The creatures are bottom feeders with big mouths that vacuum up food from river bottoms. They have shark-like tails and cartilage skeletons, but aren’t sharks. Barbels, like big whiskers, around their mouths help them find their way around their aquatic environments.
There are 28 species and subspecies of sturgeon worldwide. Nearly all are threatened or near extinction, so research and conservation is important. Tyra, Dottie and Angie are white sturgeon found in rivers west of the Rocky Mountains.
They breed, depending on environmental conditions, every two to 10 years and can live 150 years or more.
Maybe it was the slightly festive atmosphere or perhaps a sense they have time on their side that endows them with seemingly extraordinary tolerance for their handlers and the moving process.

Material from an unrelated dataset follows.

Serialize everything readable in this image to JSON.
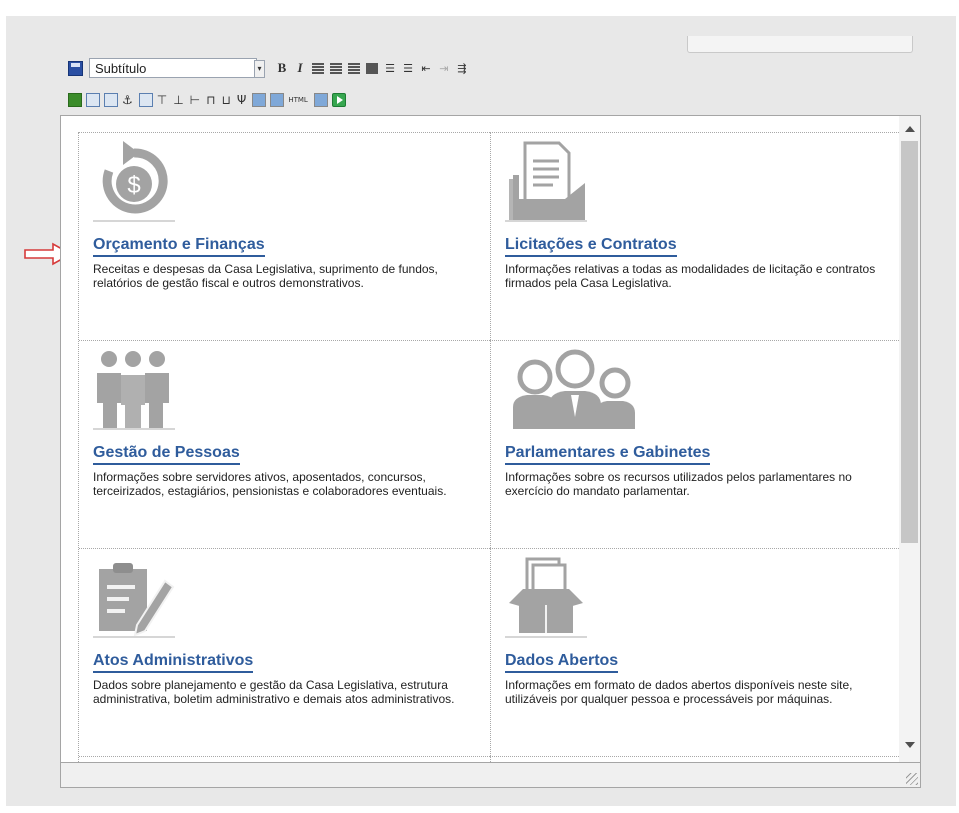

These fish don’t thrash around violently like a trout. Instead they quickly swing their big tails – something one doesn’t want to be in the path of, these are very strong, massive animals – in wide, steady arcs to let their handlers know they’re not happy. The movement looks almost crocodilian.
“They even have a death roll,” Edmonson said.
Sturgeon are the largest freshwater fish in North America.
Edmonson said the move was a good opportunity to involve students and train them in fish handling techniques.
It’s not every day one gets close to such a large fish, especially a living fossil. There’s something uniquely fascinating, even endearing, about them.
VIU has been involved in sturgeon research since the 1980s. It is the only academic institution in western Canada to have captive white sturgeon brood stock.
Some sturgeon at VIU were rescued from backyard ponds. Tyra spent the first 13 years of her life in one. It’s illegal to keep sturgeon without special permits.
“We acquired two others from the Freshwater Fisheries Society,” Edmonson said. “They’d been taken from poachers about 22 years ago.”
VIU researchers successfully conducted the first captive spawning of Fraser River white sturgeon in 1991.
VIU provided fertilized eggs and fry for the start-up of Target Marine Hatcheries, B.C.’s only commercial white sturgeon culture operation in Sechelt, B.C., in 2000, 2001 and 2004. The company started harvesting caviar and sturgeon meat in 2011.
It took about an hour for the students and staff to have Tyra, Angie and Dottie swimming around in their new home, not far from several smaller tanks teaming with hundreds of their offspring.
“For years, we have housed our eight sturgeon brood stock – fish old enough to spawn – in tanks located inside an old greenhouse,” said Don Tillapaugh, centre director. “The ICSS provides a better, safer and more secure home for the fish in a state-of-the-art facility.”